Congrès des maires – "Nous ne voulons plus être flattés au congrès et tapés au budget"
L'Association des maires de France avait prévenu : son 106e congrès serait celui de la "colère". Le débat d'orientation générale, ce 19 novembre, ne l'a pas démenti. Si les dispositions contenues dans le projet de loi de finances cristallisent l'exaspération et incitent certains maires à vouloir multiplier les actions de protestation, les racines du mécontentement sont plus anciennes : les transferts de charges, les empêchements administratifs et les normes, la recentralisation financière...
Le traditionnel "débat d'orientation générale", ce mardi 19 novembre en fin d'après-midi, n'arrivait pas en terrain vierge, loin de là.
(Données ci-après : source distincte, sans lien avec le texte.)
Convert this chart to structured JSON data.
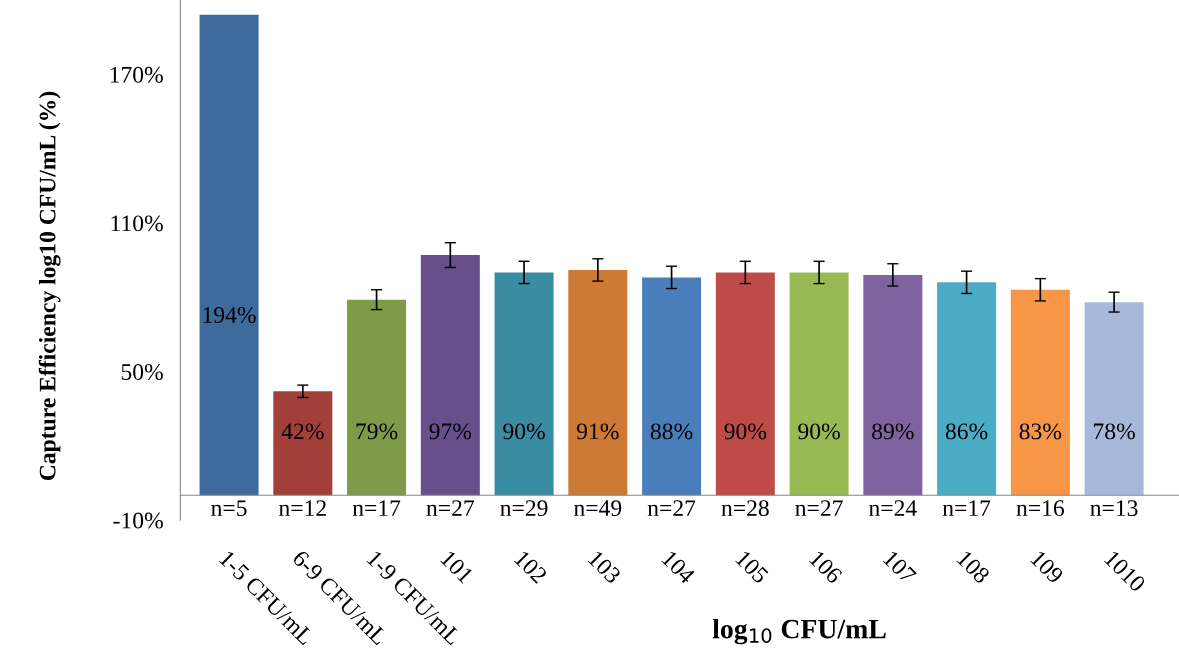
{
  "chart_data": {
    "type": "bar",
    "ylabel": "Capture Efficiency log10 CFU/mL (%)",
    "xlabel": "log$_{10}$ CFU/mL",
    "categories": [
      "1-5 CFU/mL",
      "6-9 CFU/mL",
      "1-9 CFU/mL",
      "101",
      "102",
      "103",
      "104",
      "105",
      "106",
      "107",
      "108",
      "109",
      "1010"
    ],
    "values": [
      194,
      42,
      79,
      97,
      90,
      91,
      88,
      90,
      90,
      89,
      86,
      83,
      78
    ],
    "errors": [
      null,
      2.5,
      4,
      5,
      4.5,
      4.5,
      4.5,
      4.5,
      4.5,
      4.5,
      4.5,
      4.5,
      4
    ],
    "colors": [
      "#3f6a9c",
      "#a23f3b",
      "#7f9a48",
      "#664f8a",
      "#3a8ca3",
      "#cc7a35",
      "#4a7ebb",
      "#be4b48",
      "#98b954",
      "#7f63a1",
      "#4bacc6",
      "#f79646",
      "#a7b9db"
    ],
    "value_labels": [
      "194%",
      "42%",
      "79%",
      "97%",
      "90%",
      "91%",
      "88%",
      "90%",
      "90%",
      "89%",
      "86%",
      "83%",
      "78%"
    ],
    "annotations": [
      "n=5",
      "n=12",
      "n=17",
      "n=27",
      "n=29",
      "n=49",
      "n=27",
      "n=28",
      "n=27",
      "n=24",
      "n=17",
      "n=16",
      "n=13"
    ],
    "ylim": [
      -10,
      200
    ],
    "yticks": [
      {
        "value": -10,
        "label": "-10%"
      },
      {
        "value": 50,
        "label": "50%"
      },
      {
        "value": 110,
        "label": "110%"
      },
      {
        "value": 170,
        "label": "170%"
      }
    ],
    "grid": false,
    "legend": false
  }
}
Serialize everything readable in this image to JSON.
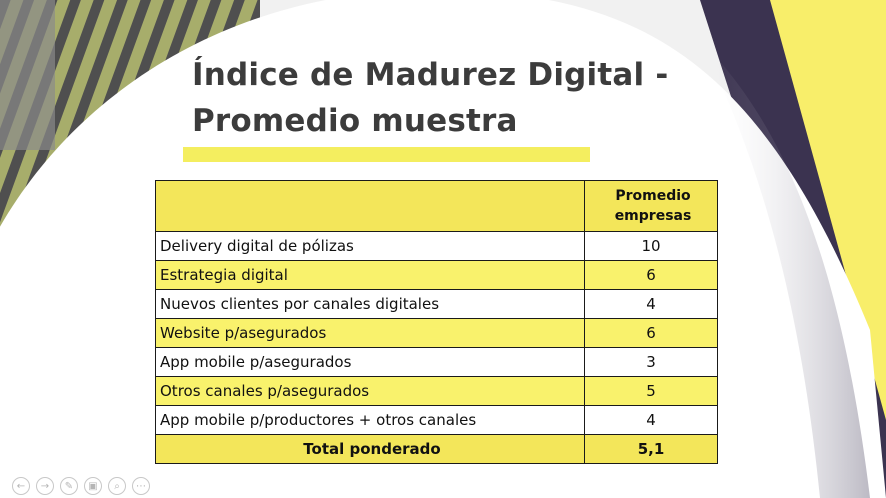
{
  "slide": {
    "title_line1": "Índice de Madurez Digital -",
    "title_line2": "Promedio muestra"
  },
  "table": {
    "header": {
      "col1": "",
      "col2_line1": "Promedio",
      "col2_line2": "empresas"
    },
    "rows": [
      {
        "label": "Delivery digital de pólizas",
        "value": "10"
      },
      {
        "label": "Estrategia digital",
        "value": "6"
      },
      {
        "label": "Nuevos clientes por canales digitales",
        "value": "4"
      },
      {
        "label": "Website p/asegurados",
        "value": "6"
      },
      {
        "label": "App mobile p/asegurados",
        "value": "3"
      },
      {
        "label": "Otros canales p/asegurados",
        "value": "5"
      },
      {
        "label": "App mobile p/productores + otros canales",
        "value": "4"
      }
    ],
    "total": {
      "label": "Total ponderado",
      "value": "5,1"
    }
  },
  "controls": [
    {
      "icon": "back-arrow-icon",
      "glyph": "←"
    },
    {
      "icon": "forward-arrow-icon",
      "glyph": "→"
    },
    {
      "icon": "pen-icon",
      "glyph": "✎"
    },
    {
      "icon": "slides-icon",
      "glyph": "▣"
    },
    {
      "icon": "zoom-icon",
      "glyph": "⌕"
    },
    {
      "icon": "more-icon",
      "glyph": "⋯"
    }
  ],
  "colors": {
    "accent_yellow": "#f4ee5f",
    "highlight_row": "#f9f26c",
    "title_text": "#3c3c3c",
    "stripe_green": "#a7ad6b"
  }
}
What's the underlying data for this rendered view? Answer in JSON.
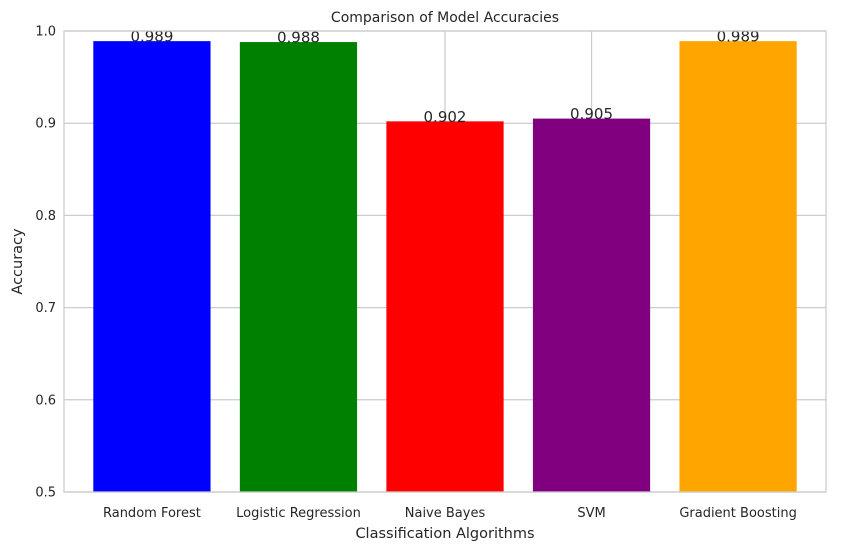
{
  "chart_data": {
    "type": "bar",
    "title": "Comparison of Model Accuracies",
    "xlabel": "Classification Algorithms",
    "ylabel": "Accuracy",
    "categories": [
      "Random Forest",
      "Logistic Regression",
      "Naive Bayes",
      "SVM",
      "Gradient Boosting"
    ],
    "values": [
      0.989,
      0.988,
      0.902,
      0.905,
      0.989
    ],
    "value_labels": [
      "0.989",
      "0.988",
      "0.902",
      "0.905",
      "0.989"
    ],
    "colors": [
      "#0000ff",
      "#008000",
      "#ff0000",
      "#800080",
      "#ffa500"
    ],
    "ylim": [
      0.5,
      1.0
    ],
    "yticks": [
      0.5,
      0.6,
      0.7,
      0.8,
      0.9,
      1.0
    ],
    "ytick_labels": [
      "0.5",
      "0.6",
      "0.7",
      "0.8",
      "0.9",
      "1.0"
    ],
    "grid": true,
    "legend": false
  }
}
Les représentants de l'Association des maires de France (AMF) avaient de longue date prévenu que ce 106e Congrès des maires serait celui de la "colère" (voir notre article du 12 novembre). Et l'on savait l'ire déjà suscitée par le projet de loi de finances (PLF) chez toutes les associations d'élus locaux ayant tenu leur congrès cet automne.
Et puis ce mardi à la porte de Versailles, on avait eu en fin de matinée une conférence de presse consacrée à l'enjeu des finances locales ayant déjà largement dit les choses (voir notre article de ce jour)… ainsi que, peu après, un "rassemblement exceptionnel" sous forme de happening symbolique : une foule de maires réunis pour une photo de groupe, ceints d'une écharpe noire recouvrant leur écharpe tricolore en protestation aux mesures financières prévues par le gouvernement (voir photo sur X / Twitter). "Nous sommes 5.000", s'était réjoui David Lisnard, le président de l'AMF, devant le parterre d'élus. "J'avais annoncé que si on continuait année après année à être méprisés, les prochains Gilets jaunes seraient en écharpe tricolore. Aujourd'hui nos écharpes tricolores sont recouvertes de noir pour montrer que la mort des communes serait également la fin de l'Etat et la fin de la nation", avait-il lancé.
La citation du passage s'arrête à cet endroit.